Robbie looked unsure as he stood along the edge of the kitchen, near the doorway.
“Ox,” Elizabeth said. “Are you finished with the onions?”
I said, “Yes,” and handed her the bowl they were diced in. Because we were pretending that everything was all right.
“Thank you,” she said, and she smiled. It was a shadow of what it used to be, but it was there. She was stronger than I’d given her credit for. I wouldn’t make that mistake again.
She stirred in the onions and said, “Robbie, is it?”
“Um,” Robbie said. “Yes?”
“Are you sure? You don’t sound sure.”
“Yes,” he said. “I’m sure.”
He still didn’t sound very sure.
“Robbie what?”
“Fontaine.”
“Fontaine,” she said, glancing at him briefly before looking back at the stove. “Ah. Your mother was Beatrice.”
“You knew my mother?” he asked, sounding shocked.
“We went to school together. I was sorry to hear of her passing.”
He shrugged awkwardly. “It was a long time ago.”
“Still. She was a smart woman. Very kind. We weren’t as close as I would have liked to have been. Different paths.”
“Yeah,” he said hoarsely.
“Do you have a pack?” she asked.
I heard the weight of her words, even if he didn’t.

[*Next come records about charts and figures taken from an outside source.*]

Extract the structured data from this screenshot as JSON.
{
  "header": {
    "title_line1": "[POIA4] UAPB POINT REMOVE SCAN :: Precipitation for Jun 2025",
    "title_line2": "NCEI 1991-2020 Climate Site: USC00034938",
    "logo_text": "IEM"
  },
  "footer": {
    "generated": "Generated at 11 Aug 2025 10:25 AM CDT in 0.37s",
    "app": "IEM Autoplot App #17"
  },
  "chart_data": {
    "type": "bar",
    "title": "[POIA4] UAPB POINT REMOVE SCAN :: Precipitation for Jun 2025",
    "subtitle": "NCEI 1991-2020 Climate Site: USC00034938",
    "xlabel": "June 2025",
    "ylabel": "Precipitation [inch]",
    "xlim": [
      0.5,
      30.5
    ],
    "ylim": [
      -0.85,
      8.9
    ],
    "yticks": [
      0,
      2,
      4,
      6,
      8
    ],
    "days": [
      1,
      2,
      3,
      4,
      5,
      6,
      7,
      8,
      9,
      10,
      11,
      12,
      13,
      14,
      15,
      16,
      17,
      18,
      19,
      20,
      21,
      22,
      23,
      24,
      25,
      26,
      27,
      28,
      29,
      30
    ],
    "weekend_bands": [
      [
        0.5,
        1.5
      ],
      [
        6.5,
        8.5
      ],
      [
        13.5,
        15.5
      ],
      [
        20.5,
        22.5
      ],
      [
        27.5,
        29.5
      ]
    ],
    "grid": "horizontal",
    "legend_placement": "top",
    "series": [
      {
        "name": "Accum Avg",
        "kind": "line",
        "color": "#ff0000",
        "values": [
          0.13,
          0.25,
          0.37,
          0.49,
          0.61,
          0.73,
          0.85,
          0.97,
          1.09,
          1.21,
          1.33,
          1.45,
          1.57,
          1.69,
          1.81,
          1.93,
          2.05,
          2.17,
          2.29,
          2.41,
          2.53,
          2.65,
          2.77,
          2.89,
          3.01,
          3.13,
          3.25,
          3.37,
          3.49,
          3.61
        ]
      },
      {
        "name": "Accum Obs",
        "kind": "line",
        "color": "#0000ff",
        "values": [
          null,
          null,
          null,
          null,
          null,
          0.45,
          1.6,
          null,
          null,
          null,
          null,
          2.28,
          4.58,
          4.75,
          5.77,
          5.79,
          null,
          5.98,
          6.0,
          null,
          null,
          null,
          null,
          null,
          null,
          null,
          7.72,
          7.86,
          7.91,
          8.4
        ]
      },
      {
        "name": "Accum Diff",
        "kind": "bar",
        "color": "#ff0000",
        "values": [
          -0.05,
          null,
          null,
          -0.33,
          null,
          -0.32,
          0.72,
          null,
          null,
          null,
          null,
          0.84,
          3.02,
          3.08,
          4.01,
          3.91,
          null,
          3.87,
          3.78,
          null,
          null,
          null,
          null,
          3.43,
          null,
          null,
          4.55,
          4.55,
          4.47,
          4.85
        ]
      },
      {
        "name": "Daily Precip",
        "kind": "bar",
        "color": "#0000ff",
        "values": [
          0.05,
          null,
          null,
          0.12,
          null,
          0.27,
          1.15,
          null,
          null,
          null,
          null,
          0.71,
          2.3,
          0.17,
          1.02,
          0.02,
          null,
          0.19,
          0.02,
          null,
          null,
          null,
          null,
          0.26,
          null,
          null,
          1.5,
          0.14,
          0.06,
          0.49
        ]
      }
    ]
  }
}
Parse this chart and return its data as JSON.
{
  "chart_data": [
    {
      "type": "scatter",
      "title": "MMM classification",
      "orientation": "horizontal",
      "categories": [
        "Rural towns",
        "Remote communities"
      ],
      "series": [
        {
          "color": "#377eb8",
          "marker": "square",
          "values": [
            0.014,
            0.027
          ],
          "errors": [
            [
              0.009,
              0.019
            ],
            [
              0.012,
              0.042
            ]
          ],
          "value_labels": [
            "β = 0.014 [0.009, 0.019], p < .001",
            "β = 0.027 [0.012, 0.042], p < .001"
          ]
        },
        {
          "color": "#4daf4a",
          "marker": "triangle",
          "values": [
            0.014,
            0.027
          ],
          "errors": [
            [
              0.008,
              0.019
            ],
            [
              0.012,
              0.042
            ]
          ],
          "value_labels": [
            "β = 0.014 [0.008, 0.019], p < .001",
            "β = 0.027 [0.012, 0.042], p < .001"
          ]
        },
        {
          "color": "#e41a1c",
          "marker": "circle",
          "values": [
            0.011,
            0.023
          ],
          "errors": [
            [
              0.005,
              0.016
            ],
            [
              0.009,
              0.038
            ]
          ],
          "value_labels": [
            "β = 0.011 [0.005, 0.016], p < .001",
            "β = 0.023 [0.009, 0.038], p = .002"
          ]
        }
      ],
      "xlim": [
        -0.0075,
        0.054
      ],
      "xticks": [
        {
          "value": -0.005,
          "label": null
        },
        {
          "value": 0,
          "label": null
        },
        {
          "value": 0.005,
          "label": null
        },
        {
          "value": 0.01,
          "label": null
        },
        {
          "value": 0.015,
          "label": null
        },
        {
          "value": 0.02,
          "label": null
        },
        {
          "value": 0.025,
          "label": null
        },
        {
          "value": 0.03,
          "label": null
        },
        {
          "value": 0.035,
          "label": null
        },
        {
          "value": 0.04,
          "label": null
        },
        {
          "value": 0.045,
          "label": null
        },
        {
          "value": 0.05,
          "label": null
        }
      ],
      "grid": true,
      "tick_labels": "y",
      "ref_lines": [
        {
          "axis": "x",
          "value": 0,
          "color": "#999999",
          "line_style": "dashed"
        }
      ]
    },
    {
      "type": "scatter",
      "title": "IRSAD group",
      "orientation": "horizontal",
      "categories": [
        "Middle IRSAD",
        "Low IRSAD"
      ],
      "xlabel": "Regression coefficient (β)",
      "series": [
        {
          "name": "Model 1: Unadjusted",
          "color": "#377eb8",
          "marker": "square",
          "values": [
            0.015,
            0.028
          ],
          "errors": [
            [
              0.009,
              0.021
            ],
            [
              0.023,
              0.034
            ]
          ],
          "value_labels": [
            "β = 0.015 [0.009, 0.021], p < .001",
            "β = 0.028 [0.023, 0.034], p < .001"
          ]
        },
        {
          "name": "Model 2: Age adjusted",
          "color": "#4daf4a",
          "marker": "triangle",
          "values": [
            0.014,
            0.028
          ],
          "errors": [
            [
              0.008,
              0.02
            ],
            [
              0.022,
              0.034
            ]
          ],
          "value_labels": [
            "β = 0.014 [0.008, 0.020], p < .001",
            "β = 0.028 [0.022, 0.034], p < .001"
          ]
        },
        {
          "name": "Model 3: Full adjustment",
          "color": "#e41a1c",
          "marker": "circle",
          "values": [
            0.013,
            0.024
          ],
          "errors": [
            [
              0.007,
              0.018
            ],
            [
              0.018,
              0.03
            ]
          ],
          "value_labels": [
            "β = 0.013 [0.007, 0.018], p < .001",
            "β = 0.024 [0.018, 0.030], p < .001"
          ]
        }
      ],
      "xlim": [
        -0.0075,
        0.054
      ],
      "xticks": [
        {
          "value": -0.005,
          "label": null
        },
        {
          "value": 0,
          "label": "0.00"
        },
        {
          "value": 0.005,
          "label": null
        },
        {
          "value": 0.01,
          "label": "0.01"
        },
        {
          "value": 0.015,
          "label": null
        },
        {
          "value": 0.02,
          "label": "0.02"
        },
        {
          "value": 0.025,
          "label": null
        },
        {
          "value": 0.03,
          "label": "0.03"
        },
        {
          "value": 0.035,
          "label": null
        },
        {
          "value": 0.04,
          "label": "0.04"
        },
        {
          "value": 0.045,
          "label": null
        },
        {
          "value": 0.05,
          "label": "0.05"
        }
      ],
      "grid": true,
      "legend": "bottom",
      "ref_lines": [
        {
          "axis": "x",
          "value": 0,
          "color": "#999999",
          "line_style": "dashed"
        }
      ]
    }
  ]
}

Robbie shrugged again. “Sometimes? Nothing permanent. Given my job, I tend to float around a lot. Any bonds I form are usually temporary.”
“Temporary? That can’t feel good.”
“It is what it is, I guess.” He looked uncomfortable. Nervous. I remember feeling that way around her at the beginning.
“But you’re here.”
“Because I was told to be.” His eyes widened. His next words were hasty. Rushed. “Not that I wouldn’t want to be here or anything.”